Facebook builds a lot of software and it open sources a pleasing amount of useful code. Conceal is a Java API targeting Android file encryption. It is designed to be efficient enough to be used on old Android devices with low memory and slower processors.
Can you be sure that the crypto is done right?
The good news is that there is no need to check out Conceal from the start because it doesn't actually implement the cryptographics algorithms. Instead it makes use of OpenSSL.
This raises the question of why not just use OpenSS? The answer is that the entire OpenSSL library is sophisticated and flexible - and therefore big. Conceal ships with a subset of selected algorithms which makes it possible to fit everything into 85KB.
Of course this means that you don't have the choice and flexibility that a full encryption library offers but, let's face it, you often don't need a choice - any encryption will satisfy the need.
Comparing Conceal to Bouncycastle, another lightweight encryption library, and native Android encryption.

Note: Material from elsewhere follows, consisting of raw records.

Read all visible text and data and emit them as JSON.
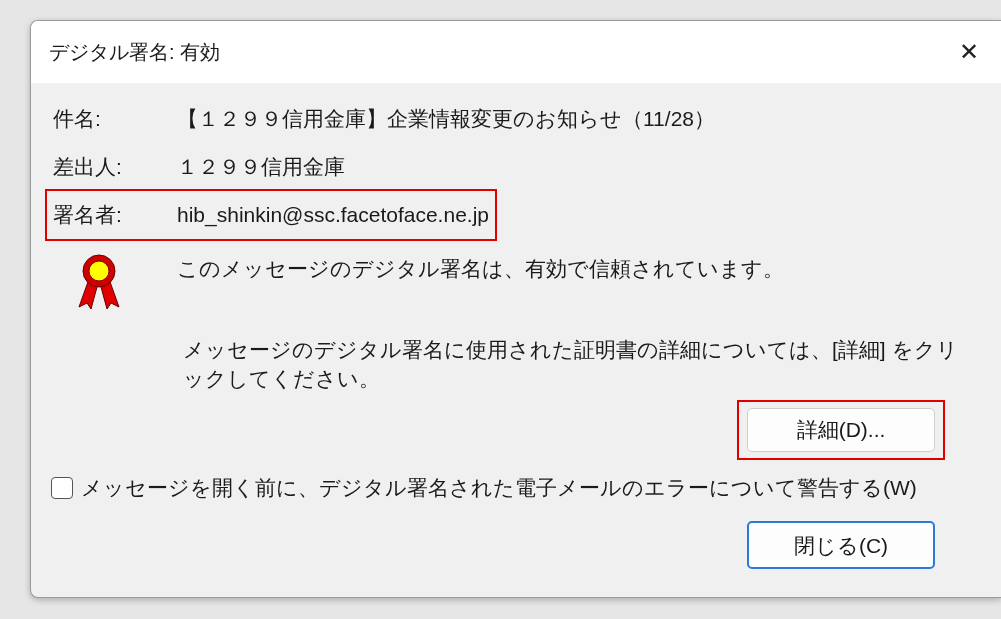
{
  "window": {
    "title": "デジタル署名: 有効",
    "close_glyph": "✕"
  },
  "fields": [
    {
      "label": "件名:",
      "value": "【１２９９信用金庫】企業情報変更のお知らせ（11/28）",
      "highlighted": false
    },
    {
      "label": "差出人:",
      "value": "１２９９信用金庫",
      "highlighted": false
    },
    {
      "label": "署名者:",
      "value": "hib_shinkin@ssc.facetoface.ne.jp",
      "highlighted": true
    }
  ],
  "status_message": "このメッセージのデジタル署名は、有効で信頼されています。",
  "details_message": "メッセージのデジタル署名に使用された証明書の詳細については、[詳細] をクリックしてください。",
  "details_button": {
    "label": "詳細(D)...",
    "highlighted": true
  },
  "warn_checkbox": {
    "label": "メッセージを開く前に、デジタル署名された電子メールのエラーについて警告する(W)",
    "checked": false
  },
  "close_button": {
    "label": "閉じる(C)",
    "default": true
  }
}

In this case Conceal make use of AES-GCM and HMAC-SHA1 which are faster versions of the standard algorithms and not available as part of OpenSSL on older Android devices.

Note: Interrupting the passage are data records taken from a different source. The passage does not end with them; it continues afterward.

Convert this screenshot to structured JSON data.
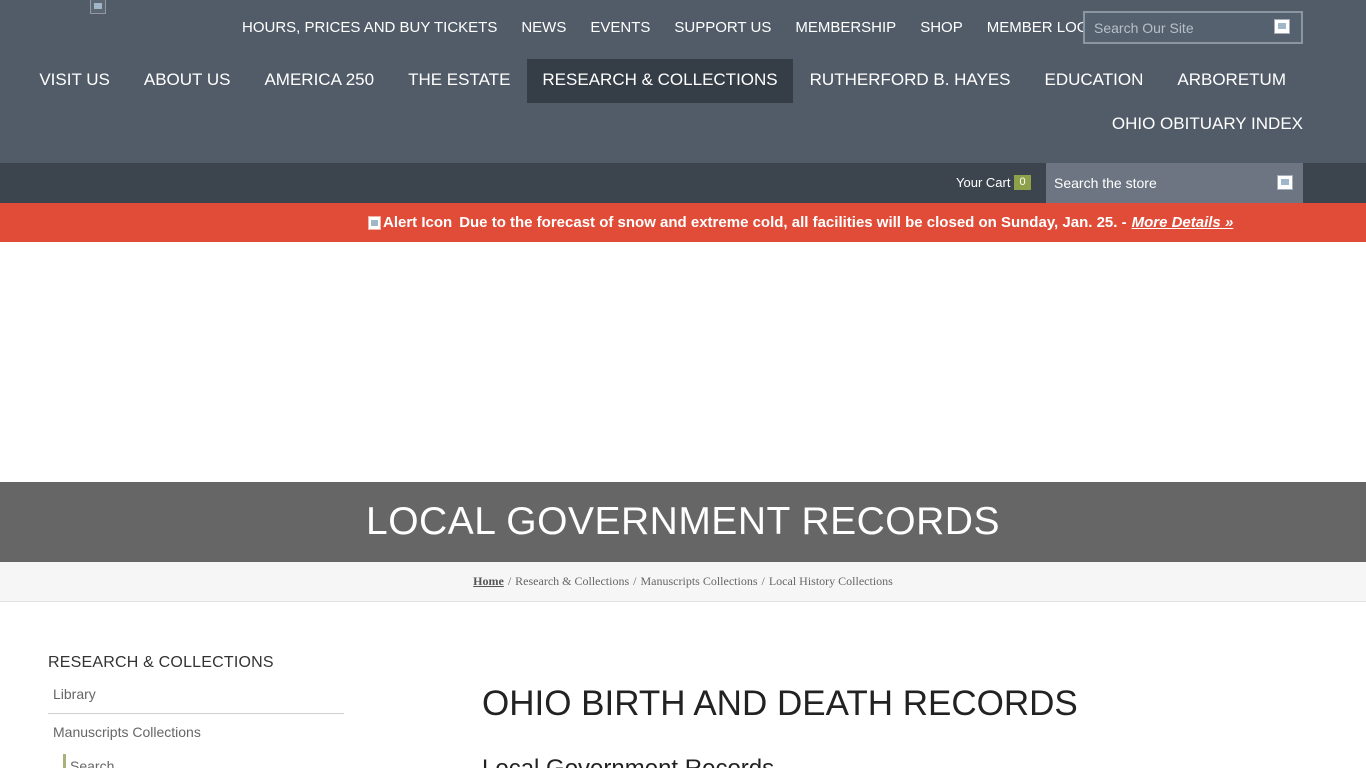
{
  "header": {
    "logo_alt": "",
    "util_nav": [
      {
        "label": "HOURS, PRICES AND BUY TICKETS"
      },
      {
        "label": "NEWS"
      },
      {
        "label": "EVENTS"
      },
      {
        "label": "SUPPORT US"
      },
      {
        "label": "MEMBERSHIP"
      },
      {
        "label": "SHOP"
      },
      {
        "label": "MEMBER LOGIN"
      }
    ],
    "search": {
      "placeholder": "Search Our Site"
    },
    "main_nav": [
      {
        "label": "VISIT US"
      },
      {
        "label": "ABOUT US"
      },
      {
        "label": "AMERICA 250"
      },
      {
        "label": "THE ESTATE"
      },
      {
        "label": "RESEARCH & COLLECTIONS",
        "active": true
      },
      {
        "label": "RUTHERFORD B. HAYES"
      },
      {
        "label": "EDUCATION"
      },
      {
        "label": "ARBORETUM"
      },
      {
        "label": "OHIO OBITUARY INDEX"
      }
    ]
  },
  "store_bar": {
    "cart_label": "Your Cart",
    "cart_count": "0",
    "search_placeholder": "Search the store"
  },
  "alert": {
    "icon_alt": "Alert Icon",
    "message": "Due to the forecast of snow and extreme cold, all facilities will be closed on Sunday, Jan. 25. -",
    "link_text": "More Details »"
  },
  "page": {
    "title": "LOCAL GOVERNMENT RECORDS",
    "breadcrumb": {
      "home": "Home",
      "items": [
        "Research & Collections",
        "Manuscripts Collections",
        "Local History Collections"
      ]
    }
  },
  "sidebar": {
    "heading": "RESEARCH & COLLECTIONS",
    "items": [
      {
        "label": "Library"
      },
      {
        "label": "Manuscripts Collections"
      }
    ],
    "sub_label": "Search"
  },
  "content": {
    "title": "OHIO BIRTH AND DEATH RECORDS",
    "subtitle": "Local Government Records"
  },
  "colors": {
    "header_bg": "#525c68",
    "store_bar_bg": "#3c444e",
    "alert_bg": "#e04c38",
    "title_bar_bg": "#666666",
    "active_nav_bg": "#353d47",
    "cart_badge": "#8ea14a"
  }
}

It also ships with a default keychain which stores the keys in SharedPreferences. In a real use of the library you would probably have to pay attention to implementing your own key management.
What does Facebook use Conceal for?
"Facebook currently uses Conceal to store image files on SD cards. Conceal helps Facebook protect user's private data by encrypting data stored on SD cards while allowing users to move some of the data storage needs of the app to the expandable SD card."
Conceal is offered on a BSD licence, which means you can modify it, and the team are looking for help to expand and maintain the code.